Dyerje Your title is rather curious to me I severed with a Cheif Dye in Connecticut in the mid eighties is there any connection?

We didn't need "intelligence"
... to know Islamic terrorists were after us -- including the most specific of information, that it was Osama bin Ladin and Al Qaeda who had been the most persistent in attacking the West, outside the Middle East, since 1993. We had WTC '93, Khobar Towers Saudi Arabia '96, US embassies in Kenya/Tanzania '98, and USS Cole 2000, just in the decade before 9/11.

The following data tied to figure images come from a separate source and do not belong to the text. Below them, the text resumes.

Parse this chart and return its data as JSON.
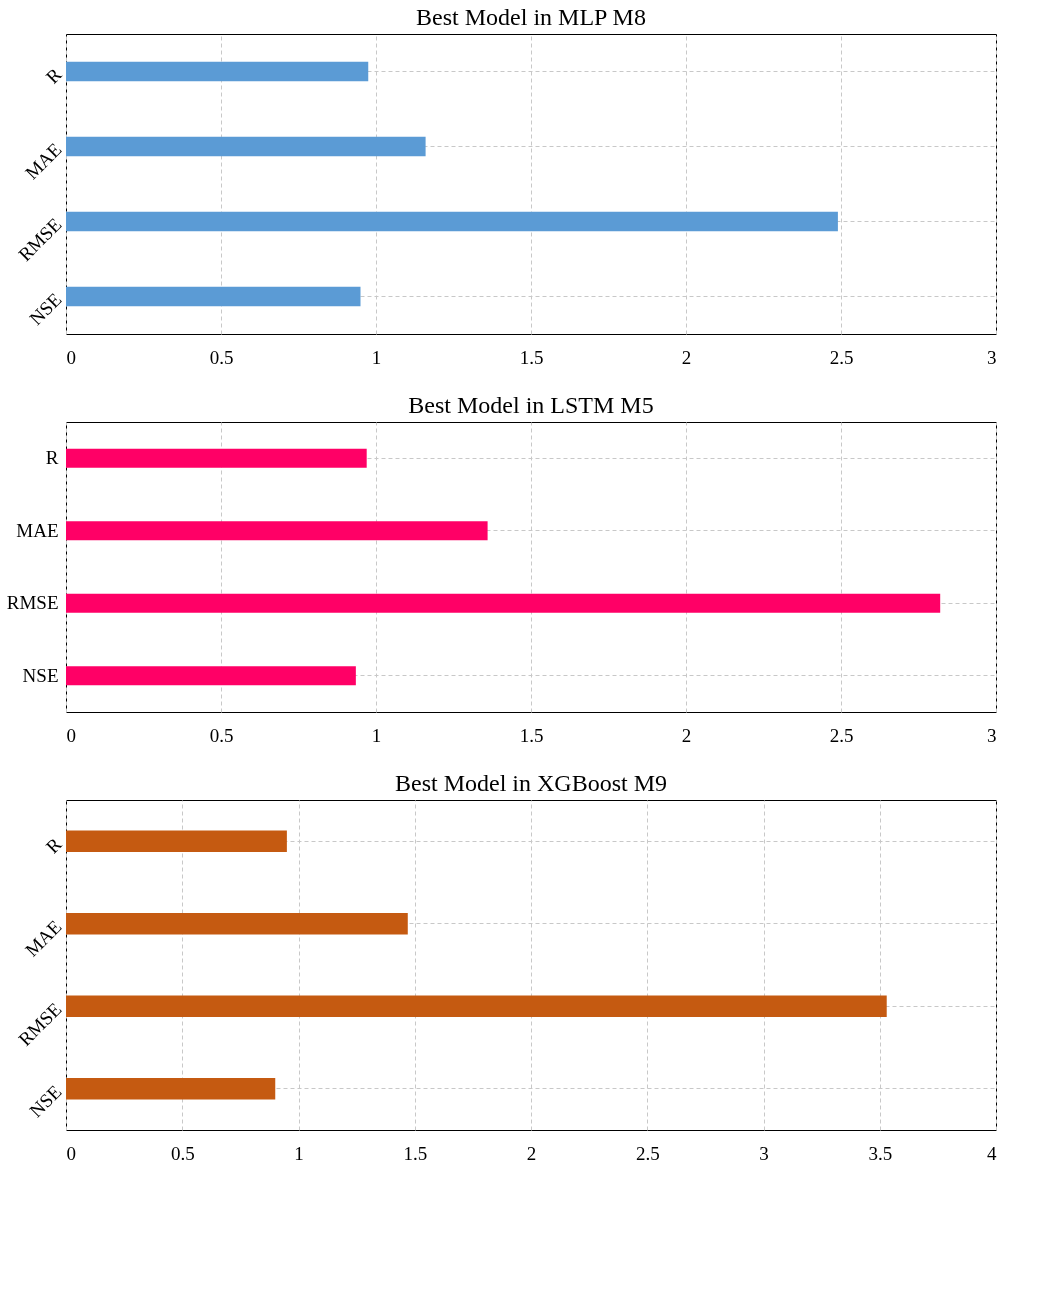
{
  "chart_data": [
    {
      "type": "bar",
      "orientation": "horizontal",
      "title": "Best Model in MLP M8",
      "categories": [
        "R",
        "MAE",
        "RMSE",
        "NSE"
      ],
      "values": [
        0.975,
        1.16,
        2.49,
        0.95
      ],
      "color": "#5b9bd5",
      "xlim": [
        0,
        3
      ],
      "xticks": [
        0,
        0.5,
        1,
        1.5,
        2,
        2.5,
        3
      ],
      "grid": true
    },
    {
      "type": "bar",
      "orientation": "horizontal",
      "title": "Best Model in LSTM M5",
      "categories": [
        "R",
        "MAE",
        "RMSE",
        "NSE"
      ],
      "values": [
        0.97,
        1.36,
        2.82,
        0.935
      ],
      "color": "#ff0066",
      "xlim": [
        0,
        3
      ],
      "xticks": [
        0,
        0.5,
        1,
        1.5,
        2,
        2.5,
        3
      ],
      "grid": true
    },
    {
      "type": "bar",
      "orientation": "horizontal",
      "title": "Best Model in XGBoost M9",
      "categories": [
        "R",
        "MAE",
        "RMSE",
        "NSE"
      ],
      "values": [
        0.95,
        1.47,
        3.53,
        0.9
      ],
      "color": "#c55a11",
      "xlim": [
        0,
        4
      ],
      "xticks": [
        0,
        0.5,
        1,
        1.5,
        2,
        2.5,
        3,
        3.5,
        4
      ],
      "grid": true
    }
  ]
}
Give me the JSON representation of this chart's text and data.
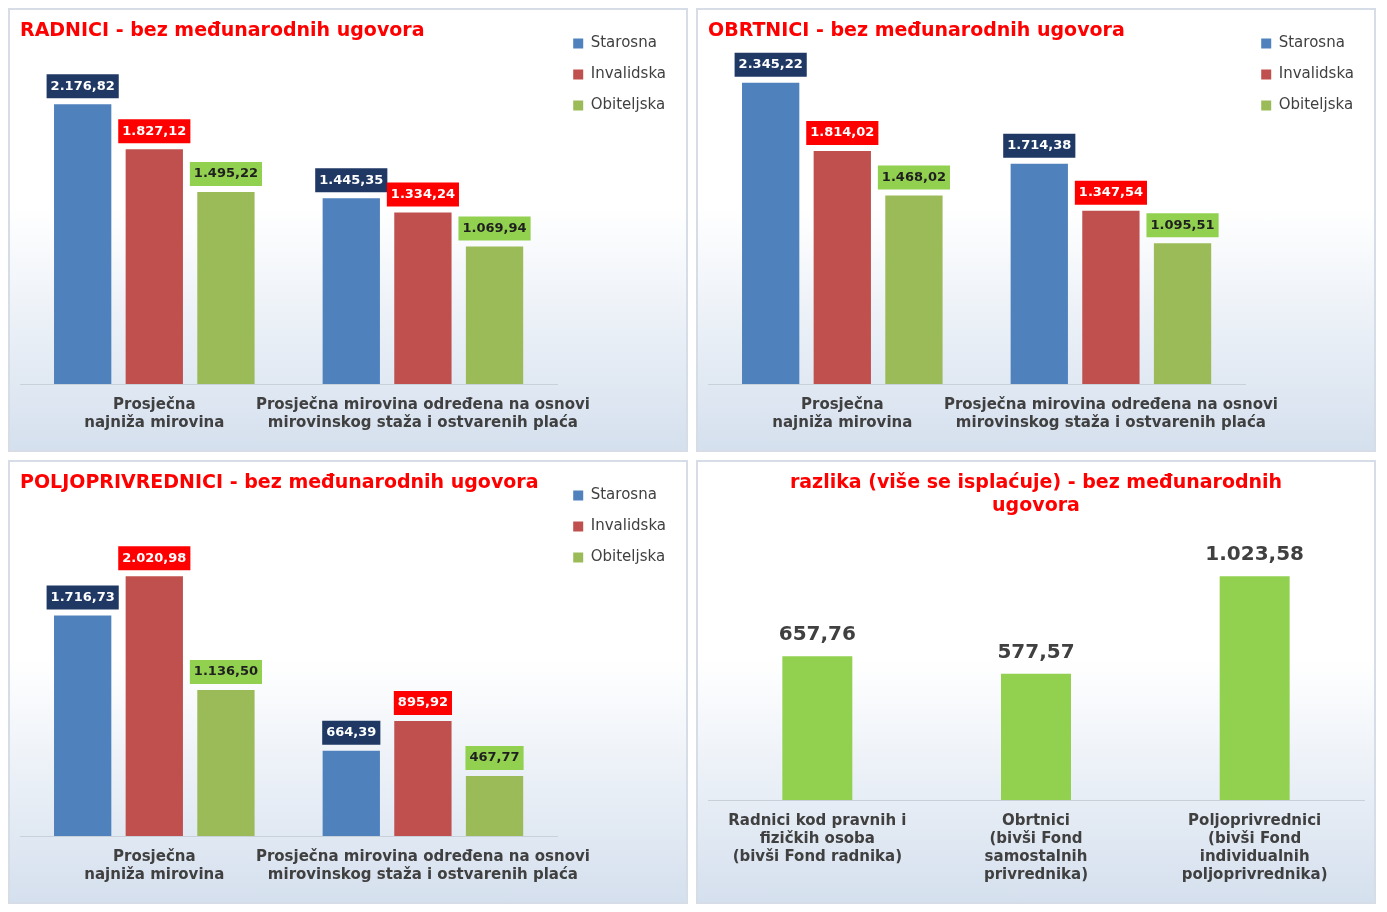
{
  "chart_data": [
    {
      "type": "bar",
      "title": "RADNICI - bez međunarodnih ugovora",
      "categories": [
        "Prosječna\nnajniža mirovina",
        "Prosječna mirovina određena na osnovi\nmirovinskog staža i ostvarenih plaća"
      ],
      "legend": "top right",
      "grid": false,
      "series": [
        {
          "name": "Starosna",
          "color": "#4f81bd",
          "values": [
            2176.82,
            1445.35
          ],
          "value_labels": [
            "2.176,82",
            "1.445,35"
          ]
        },
        {
          "name": "Invalidska",
          "color": "#c0504d",
          "values": [
            1827.12,
            1334.24
          ],
          "value_labels": [
            "1.827,12",
            "1.334,24"
          ]
        },
        {
          "name": "Obiteljska",
          "color": "#9bbb59",
          "values": [
            1495.22,
            1069.94
          ],
          "value_labels": [
            "1.495,22",
            "1.069,94"
          ]
        }
      ]
    },
    {
      "type": "bar",
      "title": "OBRTNICI - bez međunarodnih ugovora",
      "categories": [
        "Prosječna\nnajniža mirovina",
        "Prosječna mirovina određena na osnovi\nmirovinskog staža i ostvarenih plaća"
      ],
      "legend": "top right",
      "grid": false,
      "series": [
        {
          "name": "Starosna",
          "color": "#4f81bd",
          "values": [
            2345.22,
            1714.38
          ],
          "value_labels": [
            "2.345,22",
            "1.714,38"
          ]
        },
        {
          "name": "Invalidska",
          "color": "#c0504d",
          "values": [
            1814.02,
            1347.54
          ],
          "value_labels": [
            "1.814,02",
            "1.347,54"
          ]
        },
        {
          "name": "Obiteljska",
          "color": "#9bbb59",
          "values": [
            1468.02,
            1095.51
          ],
          "value_labels": [
            "1.468,02",
            "1.095,51"
          ]
        }
      ]
    },
    {
      "type": "bar",
      "title": "POLJOPRIVREDNICI - bez međunarodnih ugovora",
      "categories": [
        "Prosječna\nnajniža mirovina",
        "Prosječna mirovina određena na osnovi\nmirovinskog staža i ostvarenih plaća"
      ],
      "legend": "top right",
      "grid": false,
      "series": [
        {
          "name": "Starosna",
          "color": "#4f81bd",
          "values": [
            1716.73,
            664.39
          ],
          "value_labels": [
            "1.716,73",
            "664,39"
          ]
        },
        {
          "name": "Invalidska",
          "color": "#c0504d",
          "values": [
            2020.98,
            895.92
          ],
          "value_labels": [
            "2.020,98",
            "895,92"
          ]
        },
        {
          "name": "Obiteljska",
          "color": "#9bbb59",
          "values": [
            1136.5,
            467.77
          ],
          "value_labels": [
            "1.136,50",
            "467,77"
          ]
        }
      ]
    },
    {
      "type": "bar",
      "title": "razlika (više se isplaćuje) - bez međunarodnih ugovora",
      "categories": [
        "Radnici kod pravnih i\nfizičkih osoba\n(bivši Fond radnika)",
        "Obrtnici\n(bivši Fond\nsamostalnih\nprivrednika)",
        "Poljoprivrednici\n(bivši Fond\nindividualnih\npoljoprivrednika)"
      ],
      "grid": false,
      "series": [
        {
          "color": "#92d050",
          "values": [
            657.76,
            577.57,
            1023.58
          ],
          "value_labels": [
            "657,76",
            "577,57",
            "1.023,58"
          ]
        }
      ]
    }
  ]
}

We didn't need "intelligence" to know that the Soviet Union intended to invade neighboring nations, subvert weak governments in Africa, cultivate tyrannical Marxist clients in Asia and Latin America, or maneuver against the interests of the US and our allies. We had 60 years of actual attacks, invasions, subversions, anti-US alliances, and sponsored insurrections, just by 1977, when Jimmy Carter was inaugurated.

We didn't need "intelligence" to know Hitler had designs on Europe, or Japan on Asia: we had nearly a decade of treaty violations, subversions, and invasions prior to Pearl Harbor -- and less than that before the invasion of Poland in 1939.

The only thing we didn't know before 9/11 was which specific individuals would board planes and fly them into buildings on which day. We CANNOT sit around hoping "intelligence" will alert us in time to change our entire national posture from blase about terrorism to concerned, motivated, and willing to reorganize and accept curtailment of our comforts and civil liberties.

It won't. Because that's NOT THE JOB OF INTELLIGENCE. It is the job of the POLITICAL PROCESS to identify threats and decide what to do about them. Intelligence doesn't dictate purpose; it only serves a national purpose.